There are various ways to know that your child is not getting enough sleep other than the usual anger. There are a set of signs that you can easily notice:

  • Excessive sleepiness during the day.
  • Difficulty waking up at a specific time.
  • Hyperactivity.
  • Melancholy.
  • Inattention.
  • Mood Swings.
  •  Agressive behavior.
  • irritability;
  •  running out of patience.
  • Impulse control.

As you can see, lack of sleep for long periods can cause a lot of problems in relationships and hinder your child’s ability to perform well in school, what can you do when you realize that your child is not getting enough sleep, meaning how to improve your child’s sleep times.

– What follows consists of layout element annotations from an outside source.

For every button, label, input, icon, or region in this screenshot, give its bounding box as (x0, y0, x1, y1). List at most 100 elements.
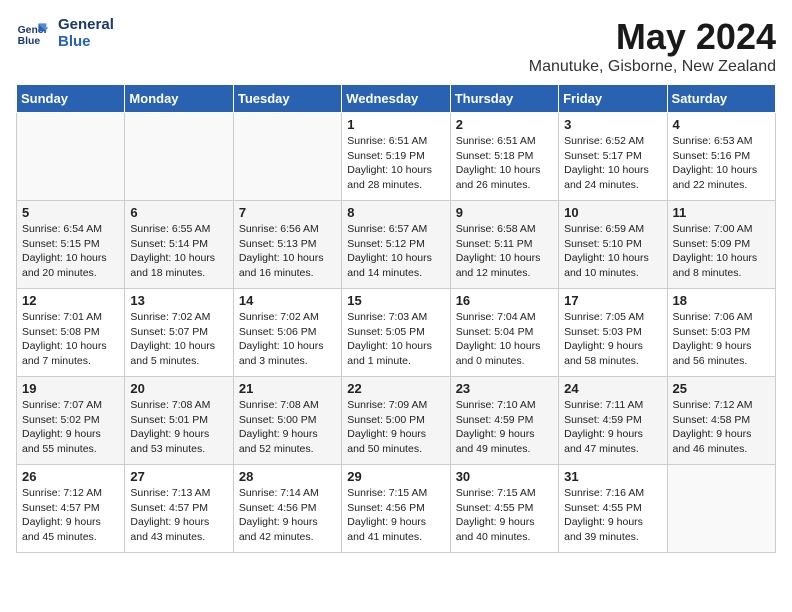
logo-text-general: General (58, 16, 114, 33)
title-area: May 2024 Manutuke, Gisborne, New Zealand (529, 16, 776, 76)
day-number: 5 (22, 205, 119, 220)
day-number: 24 (564, 381, 661, 396)
calendar-cell: 1 Sunrise: 6:51 AM Sunset: 5:19 PM Daylig… (342, 113, 450, 201)
calendar-cell: 28 Sunrise: 7:14 AM Sunset: 4:56 PM Dayli… (233, 465, 341, 553)
calendar-cell: 14 Sunrise: 7:02 AM Sunset: 5:06 PM Dayli… (233, 289, 341, 377)
day-detail: Sunrise: 7:02 AM Sunset: 5:07 PM Dayligh… (130, 310, 227, 369)
day-number: 25 (673, 381, 770, 396)
day-number: 18 (673, 293, 770, 308)
day-detail: Sunrise: 7:08 AM Sunset: 5:01 PM Dayligh… (130, 398, 227, 457)
day-number: 1 (347, 117, 444, 132)
day-detail: Sunrise: 7:12 AM Sunset: 4:58 PM Dayligh… (673, 398, 770, 457)
calendar-cell: 18 Sunrise: 7:06 AM Sunset: 5:03 PM Dayli… (667, 289, 775, 377)
calendar-cell: 17 Sunrise: 7:05 AM Sunset: 5:03 PM Dayli… (559, 289, 667, 377)
day-number: 9 (456, 205, 553, 220)
calendar-cell: 31Sunrise: 7:16 AM Sunset: 4:55 PM Dayli… (559, 465, 667, 553)
calendar-cell: 11Sunrise: 7:00 AM Sunset: 5:09 PM Dayli… (667, 201, 775, 289)
day-detail: Sunrise: 7:04 AM Sunset: 5:04 PM Dayligh… (456, 310, 553, 369)
day-number: 20 (130, 381, 227, 396)
calendar-cell: 7Sunrise: 6:56 AM Sunset: 5:13 PM Daylig… (233, 201, 341, 289)
calendar-week-row: 19Sunrise: 7:07 AM Sunset: 5:02 PM Dayli… (17, 377, 776, 465)
calendar-cell: 24 Sunrise: 7:11 AM Sunset: 4:59 PM Dayli… (559, 377, 667, 465)
calendar-cell (667, 465, 775, 553)
day-number: 8 (347, 205, 444, 220)
day-detail: Sunrise: 7:12 AM Sunset: 4:57 PM Dayligh… (22, 486, 119, 545)
calendar-cell: 12 Sunrise: 7:01 AM Sunset: 5:08 PM Dayli… (17, 289, 125, 377)
day-detail: Sunrise: 7:11 AM Sunset: 4:59 PM Dayligh… (564, 398, 661, 457)
day-number: 27 (130, 469, 227, 484)
day-detail: Sunrise: 7:15 AM Sunset: 4:55 PM Dayligh… (456, 486, 553, 545)
calendar-cell: 5 Sunrise: 6:54 AM Sunset: 5:15 PM Daylig… (17, 201, 125, 289)
calendar-week-row: 1 Sunrise: 6:51 AM Sunset: 5:19 PM Daylig… (17, 113, 776, 201)
logo-icon: General Blue (16, 17, 48, 49)
calendar-cell (17, 113, 125, 201)
calendar-cell: 3 Sunrise: 6:52 AM Sunset: 5:17 PM Daylig… (559, 113, 667, 201)
day-number: 3 (564, 117, 661, 132)
calendar-cell: 19Sunrise: 7:07 AM Sunset: 5:02 PM Dayli… (17, 377, 125, 465)
day-number: 13 (130, 293, 227, 308)
calendar-week-row: 12 Sunrise: 7:01 AM Sunset: 5:08 PM Dayli… (17, 289, 776, 377)
calendar-week-row: 5 Sunrise: 6:54 AM Sunset: 5:15 PM Daylig… (17, 201, 776, 289)
day-detail: Sunrise: 7:16 AM Sunset: 4:55 PM Dayligh… (564, 486, 661, 545)
day-detail: Sunrise: 7:09 AM Sunset: 5:00 PM Dayligh… (347, 398, 444, 457)
calendar-cell: 30 Sunrise: 7:15 AM Sunset: 4:55 PM Dayli… (450, 465, 558, 553)
day-number: 26 (22, 469, 119, 484)
day-detail: Sunrise: 6:51 AM Sunset: 5:19 PM Dayligh… (347, 134, 444, 193)
calendar-cell (233, 113, 341, 201)
day-number: 29 (347, 469, 444, 484)
calendar-cell: 9 Sunrise: 6:58 AM Sunset: 5:11 PM Daylig… (450, 201, 558, 289)
column-header-sunday: Sunday (17, 85, 125, 113)
day-detail: Sunrise: 7:14 AM Sunset: 4:56 PM Dayligh… (239, 486, 336, 545)
day-number: 6 (130, 205, 227, 220)
calendar-cell: 15Sunrise: 7:03 AM Sunset: 5:05 PM Dayli… (342, 289, 450, 377)
day-number: 12 (22, 293, 119, 308)
column-header-saturday: Saturday (667, 85, 775, 113)
calendar-cell: 8Sunrise: 6:57 AM Sunset: 5:12 PM Daylig… (342, 201, 450, 289)
day-detail: Sunrise: 6:54 AM Sunset: 5:15 PM Dayligh… (22, 222, 119, 281)
day-detail: Sunrise: 7:01 AM Sunset: 5:08 PM Dayligh… (22, 310, 119, 369)
day-detail: Sunrise: 7:08 AM Sunset: 5:00 PM Dayligh… (239, 398, 336, 457)
calendar-table: SundayMondayTuesdayWednesdayThursdayFrid… (16, 84, 776, 553)
calendar-cell: 25 Sunrise: 7:12 AM Sunset: 4:58 PM Dayli… (667, 377, 775, 465)
calendar-cell: 10 Sunrise: 6:59 AM Sunset: 5:10 PM Dayli… (559, 201, 667, 289)
day-detail: Sunrise: 6:58 AM Sunset: 5:11 PM Dayligh… (456, 222, 553, 281)
day-detail: Sunrise: 6:53 AM Sunset: 5:16 PM Dayligh… (673, 134, 770, 193)
day-number: 21 (239, 381, 336, 396)
day-detail: Sunrise: 7:05 AM Sunset: 5:03 PM Dayligh… (564, 310, 661, 369)
calendar-cell: 29 Sunrise: 7:15 AM Sunset: 4:56 PM Dayli… (342, 465, 450, 553)
location-text: Manutuke, Gisborne, New Zealand (529, 58, 776, 76)
logo: General Blue General Blue (16, 16, 114, 50)
day-detail: Sunrise: 6:55 AM Sunset: 5:14 PM Dayligh… (130, 222, 227, 281)
page-header: General Blue General Blue May 2024 Manut… (16, 16, 776, 76)
column-header-tuesday: Tuesday (233, 85, 341, 113)
calendar-cell: 23Sunrise: 7:10 AM Sunset: 4:59 PM Dayli… (450, 377, 558, 465)
column-header-thursday: Thursday (450, 85, 558, 113)
day-number: 2 (456, 117, 553, 132)
calendar-cell: 22 Sunrise: 7:09 AM Sunset: 5:00 PM Dayli… (342, 377, 450, 465)
day-number: 22 (347, 381, 444, 396)
day-number: 19 (22, 381, 119, 396)
day-number: 15 (347, 293, 444, 308)
logo-text-blue: Blue (58, 33, 114, 50)
day-number: 17 (564, 293, 661, 308)
day-detail: Sunrise: 7:06 AM Sunset: 5:03 PM Dayligh… (673, 310, 770, 369)
day-detail: Sunrise: 7:13 AM Sunset: 4:57 PM Dayligh… (130, 486, 227, 545)
day-detail: Sunrise: 7:00 AM Sunset: 5:09 PM Dayligh… (673, 222, 770, 281)
calendar-cell: 2 Sunrise: 6:51 AM Sunset: 5:18 PM Daylig… (450, 113, 558, 201)
month-title: May 2024 (529, 16, 776, 58)
day-detail: Sunrise: 6:52 AM Sunset: 5:17 PM Dayligh… (564, 134, 661, 193)
day-number: 28 (239, 469, 336, 484)
calendar-cell (125, 113, 233, 201)
day-detail: Sunrise: 6:56 AM Sunset: 5:13 PM Dayligh… (239, 222, 336, 281)
calendar-cell: 4Sunrise: 6:53 AM Sunset: 5:16 PM Daylig… (667, 113, 775, 201)
svg-text:Blue: Blue (18, 36, 41, 47)
day-detail: Sunrise: 6:59 AM Sunset: 5:10 PM Dayligh… (564, 222, 661, 281)
day-number: 14 (239, 293, 336, 308)
calendar-cell: 13 Sunrise: 7:02 AM Sunset: 5:07 PM Dayli… (125, 289, 233, 377)
day-detail: Sunrise: 7:15 AM Sunset: 4:56 PM Dayligh… (347, 486, 444, 545)
day-detail: Sunrise: 7:02 AM Sunset: 5:06 PM Dayligh… (239, 310, 336, 369)
day-number: 10 (564, 205, 661, 220)
calendar-cell: 6 Sunrise: 6:55 AM Sunset: 5:14 PM Daylig… (125, 201, 233, 289)
day-detail: Sunrise: 6:51 AM Sunset: 5:18 PM Dayligh… (456, 134, 553, 193)
day-number: 30 (456, 469, 553, 484)
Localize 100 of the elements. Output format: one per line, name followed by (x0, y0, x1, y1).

Prepare a bedtime routine for your child:

Getting your child to sleep healthy or setting a schedule helps them get to sleep quickly and improves the quality of your child’s sleep. The following suggestions will help you improve the quality of your child’s sleep.

For young children:

Most people think they should let the baby cry at bedtime. However, there are many ways to improve the quality of your baby’s sleep and sleep without tears, making the experience more enjoyable for everyone. In fact, studies show that quiet sleep training is optimal, but how to train a child to sleep peacefully:

Positive routine:

The child learns to sleep comfortably without crying when you try to establish a daily routine for sleep that depends on a comfortable and calm ritual. This ritual may need 20 minutes when the child begins to sleep. There is no doubt that the key to preparing the routine is to choose a suitable time for the child to sleep. The child who is not tired resists sleep. We advise you to try to put him to sleep when he feels drowsy, even if it is later than the time you prefer to sleep.

Sleeping with parents present:

When you try to lie down to sleep with your child until he falls asleep, encourage him to fall asleep quickly. It is wrong to try to put your child to sleep and go to sit on the chair next to him and browse the mobile . The child may find it difficult in this case to fall asleep, but when you go to bed with your child to sleep, you help you enter quickly and help the child sleep longer and wake up less.

Creating the perfect sleeping environment:

The bedroom should help the child sleep well and it is best to keep their room dark and at a cool temperature. Some children, especially younger children, may like to have a little light, meaning that dim light is an acceptable element when setting up a child’s room.

Disposing of electronic devices:

Get rid of the TV and laptop from your child’s bedroom, because these devices enhance alertness and attention in the child, and thus he has difficulty when sleeping, and the light emitted from them is similar to daylight and tricks the brain into thinking that he needs to wake up. When you allow them to have electronic devices in the room, you provide them with a distraction that you won’t be able to control once you’re out of the room.

Make sure they exercise:

You should make sure that the child in early childhood gets regular exercise during the day in order to help them relax at night faster. However, keep playing time at least 3 hours before bed until they have the incentive to sleep.

Avoid eating caffeinated meals before bed:

Caffeine is a brain stimulant for everyone, not just adults. It also has an effect on children. When you allow them to drink soft drinks before bed, it definitely affects their sleep pattern. Also, it is better to stay away from fast snacks and replace them with healthy snacks, or have a glass of warm milk before bed, or fruit or biscuits.

Watch out for sleep disturbances:

When you establish a consistent bedtime routine and make simple adjustments to suit your child’s needs and he still has difficulties sleeping, you can monitor your child’s behavior throughout the day so that you can know if he has a sleep disorder or not, such as feeling very tired during the day, difficulty concentrating when performing Home meals, behavioral problems at home.